I'm stunned, and maybe that's why I've also been feeling somewhat uneasy ever since Woods's run-in with a fire hydrant Nov. 27 became public. Plainly put, I'm also a little embarrassed that I did not have a clue about Woods's bizarre double life in what has become one of the most shocking free falls from grace in the history of sports.
Everywhere I go these days, people who know what I do for a living keep asking the same question: Did you have any idea this was going on?
I smile and sheepishly shake my head: No, I did not, never even a whiff.
And yet, even if I had known about his off-the-course "transgressions," I'm also not certain what sort of information would have been suitable for publication outside of the trashy tabloids and gossip Web sites. Woods surely violated his marriage vows and projected a public image that was inconsistent with the private life he led, but he was hardly the first athlete to betray a spouse or disappoint a fan base.
Out of simple curiosity, I e-mailed some of my fellow golf writers this month, wondering if any of them knew anything about Woods's extracurricular activities. A half-dozen colleagues who have covered the PGA Tour on a regular basis for most of the Woods era said they, too, had been similarly clueless about Woods' self-described "infidelities."
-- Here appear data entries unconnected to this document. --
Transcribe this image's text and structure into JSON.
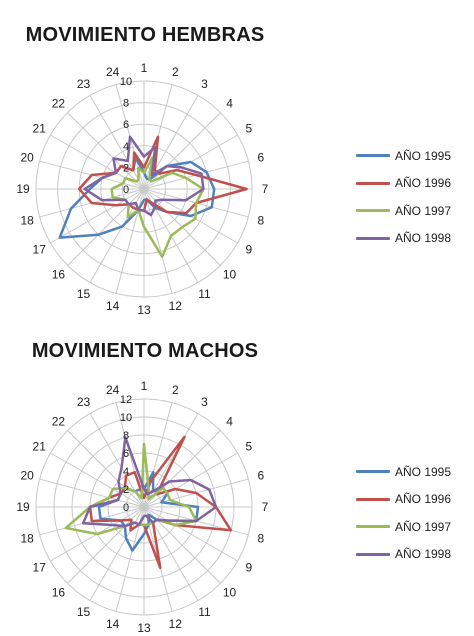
{
  "colors": {
    "series": [
      "#4F81BD",
      "#C0504D",
      "#9BBB59",
      "#8064A2"
    ],
    "grid": "#c8c8c8"
  },
  "chart_data": [
    {
      "type": "radar",
      "title": "MOVIMIENTO HEMBRAS",
      "categories": [
        "1",
        "2",
        "3",
        "4",
        "5",
        "6",
        "7",
        "8",
        "9",
        "10",
        "11",
        "12",
        "13",
        "14",
        "15",
        "16",
        "17",
        "18",
        "19",
        "20",
        "21",
        "22",
        "23",
        "24"
      ],
      "rlim": [
        0,
        10
      ],
      "ticks": [
        0,
        2,
        4,
        6,
        8,
        10
      ],
      "grid": true,
      "legend": "right",
      "series": [
        {
          "name": "AÑO 1995",
          "values": [
            1.5,
            1,
            1,
            3,
            5,
            6,
            6.5,
            6.5,
            5,
            3,
            2,
            1,
            1,
            2,
            4,
            6,
            9,
            7,
            5,
            4,
            3,
            3,
            2,
            3
          ]
        },
        {
          "name": "AÑO 1996",
          "values": [
            2,
            5,
            2,
            2,
            3.5,
            5,
            9.5,
            5,
            4.5,
            3,
            1.5,
            1,
            2,
            2,
            2,
            2,
            3,
            5,
            6,
            5,
            3,
            3,
            2,
            3.5
          ]
        },
        {
          "name": "AÑO 1997",
          "values": [
            1.5,
            3,
            1,
            1,
            3,
            4,
            5.5,
            5,
            5.5,
            5,
            5,
            6.5,
            3.5,
            2,
            3,
            2,
            2,
            3,
            3,
            2,
            2,
            1,
            1,
            2
          ]
        },
        {
          "name": "AÑO 1998",
          "values": [
            3,
            4,
            1.5,
            3,
            4,
            5.5,
            5.5,
            4,
            2,
            1.5,
            2,
            2.5,
            2,
            2,
            1.5,
            2,
            2,
            4,
            5.5,
            4,
            3,
            4,
            3,
            5
          ]
        }
      ]
    },
    {
      "type": "radar",
      "title": "MOVIMIENTO MACHOS",
      "categories": [
        "1",
        "2",
        "3",
        "4",
        "5",
        "6",
        "7",
        "8",
        "9",
        "10",
        "11",
        "12",
        "13",
        "14",
        "15",
        "16",
        "17",
        "18",
        "19",
        "20",
        "21",
        "22",
        "23",
        "24"
      ],
      "rlim": [
        0,
        12
      ],
      "ticks": [
        0,
        2,
        4,
        6,
        8,
        10,
        12
      ],
      "grid": true,
      "legend": "right",
      "series": [
        {
          "name": "AÑO 1995",
          "values": [
            2,
            4,
            2,
            3,
            3,
            2,
            6,
            6,
            3,
            2,
            1,
            2,
            3,
            5,
            4,
            3,
            3,
            5,
            5,
            3,
            3,
            3,
            2,
            2
          ]
        },
        {
          "name": "AÑO 1996",
          "values": [
            1,
            3,
            9,
            2,
            4,
            6,
            8,
            10,
            4,
            2,
            2,
            7,
            2,
            2,
            3,
            2,
            3,
            6,
            6,
            4,
            3,
            3,
            4,
            4
          ]
        },
        {
          "name": "AÑO 1997",
          "values": [
            7,
            2,
            1,
            3,
            3,
            3,
            5,
            6,
            4,
            2,
            2,
            2,
            2,
            2,
            2,
            3,
            6,
            9,
            6,
            4,
            4,
            3,
            2,
            1
          ]
        },
        {
          "name": "AÑO 1998",
          "values": [
            2,
            1.5,
            2,
            4,
            6,
            7.5,
            8,
            6,
            3,
            2,
            2,
            1,
            1,
            2,
            2,
            3,
            4,
            7,
            6,
            3,
            3,
            4,
            5,
            8
          ]
        }
      ]
    }
  ]
}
"I never saw or heard a thing," one respondent said. "I had the occasion to be with Tiger away from the course, away from golf in very private settings, and never saw anything suggestive, never saw him looking at an attractive woman in a suggestive way. I guess I always thought he was smarter, so maybe I wasn't looking for anything suspicious."
Another veteran golf writer said, "the million-dollar question I've been asked is, 'Did I know anything about this or ever see it coming?' At first I was a bit embarrassed to say no, thinking I had not been much of a reporter. But in talking to players, I'm finding out I wasn't alone. None of them had a sense of it, either. 'Ninety-eight percent of us are shocked' is what one player just told me."
And one more e-mail response to my query: "Rarely, if ever, did you see him off the golf course when he was playing, let alone when he was off [the tour]. Remember, these dalliances took place during his private time, such as Vegas or L.A. I don't think any of us thought about his private life until this came out, and we realized he did actually have one."
For Woods, it's mostly been a career of news conference exposure for the print media, brief post-round sound bite comments for TV and radio, and the very occasional extended broadcast interview, almost always with friendly inquisitors. For most news about Tiger, we all knew it was always wise to check out his Web site on a daily basis.
Save for three carefully crafted statements on http://www.TigerWoods.com, Woods has predictably gone incommunicado lately. In one, he pleaded for his right to privacy.
How ironic. After consistently deciding to avoid taking a stand on so many issues of the day, Woods has finally found a cause worth fighting for: his own right to privacy. Fair enough. At this point, news of one more affair won't matter much to a formerly adoring public that should now know to never again put any athlete on a role model pedestal.